Failed Course And Switched Schools: Is It Possible To Get Into Radiology Residency ?
Question About Failed Course And Acceptance To Radiology Residency:
Hello Dr. Julius,
I am an applicant for this year’s DR residency cycle. I’m in a unique position and would value your opinion. I began medical school at a DO program but am now graduating from a foreign MD program. In essence, I was not able to satisfactorily perform osteopathic manipulations. And, I couldn’t pass the final lab at the end of year 2. Instead of repeating the year, I transferred to an offshore school with US-based rotations on my original four-year timeline for graduating.
Nonetheless, I have otherwise satisfactory pre-clinical grades, clerkship scores, and decent board exams, without any other failures or professionalism concerns. My failure of the class and switching school is a large red flag in my profile. I’m very candid about all of this in my application but would like to know your initial impression as a program director if this scenario came across your desk.
Thanks for your time!
Unfortunately, I have to say that you will have an uphill battle after your failed course, not to say that getting into residency is impossible. One of the red flags that most radiology residencies look for is why you have changed schools. And, if you couldn’t pass a particular class, most residencies will want to know why.
In radiology residency, you will need to perform procedures in interventional radiology and body imaging.
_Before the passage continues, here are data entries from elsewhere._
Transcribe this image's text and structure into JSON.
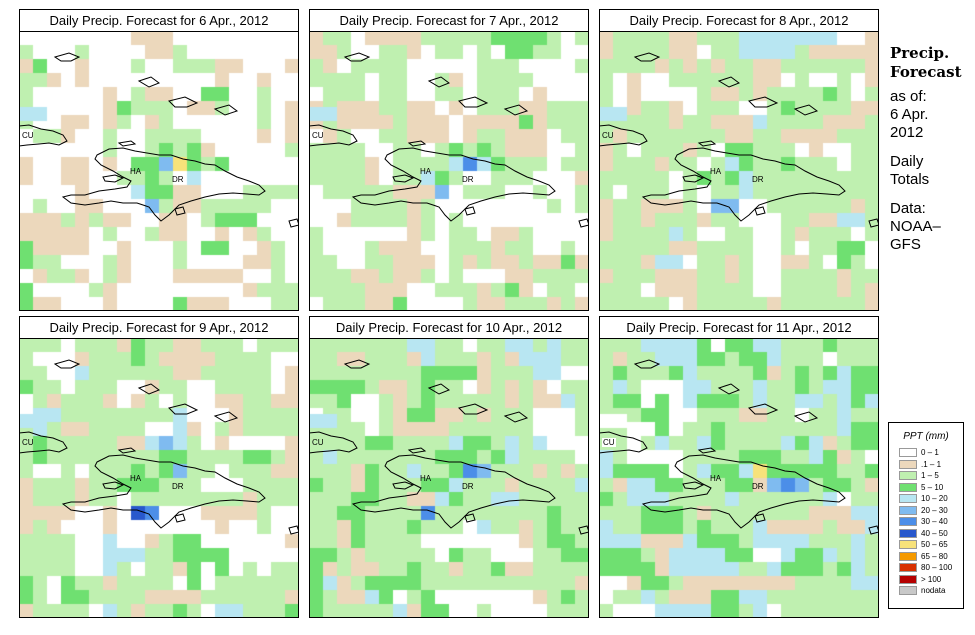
{
  "panels": [
    {
      "title": "Daily Precip. Forecast for  6 Apr., 2012",
      "day": 6
    },
    {
      "title": "Daily Precip. Forecast for  7 Apr., 2012",
      "day": 7
    },
    {
      "title": "Daily Precip. Forecast for  8 Apr., 2012",
      "day": 8
    },
    {
      "title": "Daily Precip. Forecast for  9 Apr., 2012",
      "day": 9
    },
    {
      "title": "Daily Precip. Forecast for  10 Apr., 2012",
      "day": 10
    },
    {
      "title": "Daily Precip. Forecast for  11 Apr., 2012",
      "day": 11
    }
  ],
  "map_labels": {
    "cuba": "CU",
    "haiti": "HA",
    "dominican_republic": "DR"
  },
  "info": {
    "heading_line1": "Precip.",
    "heading_line2": "Forecast",
    "asof_line1": "as of:",
    "asof_line2": "6 Apr.",
    "asof_line3": "2012",
    "type_line1": "Daily",
    "type_line2": "Totals",
    "data_line1": "Data:",
    "data_line2": "NOAA–",
    "data_line3": "GFS"
  },
  "legend": {
    "title": "PPT (mm)",
    "items": [
      {
        "label": "0 – 1",
        "color": "#ffffff"
      },
      {
        "label": ".1 – 1",
        "color": "#ecd8bc"
      },
      {
        "label": "1 – 5",
        "color": "#bff0b0"
      },
      {
        "label": "5 – 10",
        "color": "#6fe071"
      },
      {
        "label": "10 – 20",
        "color": "#b8e6f2"
      },
      {
        "label": "20 – 30",
        "color": "#7fbbf0"
      },
      {
        "label": "30 – 40",
        "color": "#4c8ee8"
      },
      {
        "label": "40 – 50",
        "color": "#2858cc"
      },
      {
        "label": "50 – 65",
        "color": "#f7e27a"
      },
      {
        "label": "65 – 80",
        "color": "#f59a00"
      },
      {
        "label": "80 – 100",
        "color": "#d83000"
      },
      {
        "label": "> 100",
        "color": "#b50000"
      },
      {
        "label": "nodata",
        "color": "#c8c8c8"
      }
    ]
  }
}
You will need to develop a reasonable explanation of why you can perform these technical procedures competently even though you had a failed course of osteopathic manipulation. Maybe, you can demonstrate that you performed well in another technically based rotation and get recommendations in that area. That would certainly help your case. Nevertheless, your goal should be to explain to residencies why you can safely complete procedures, especially since that seems to be the reason why you were unable to complete your DO degree.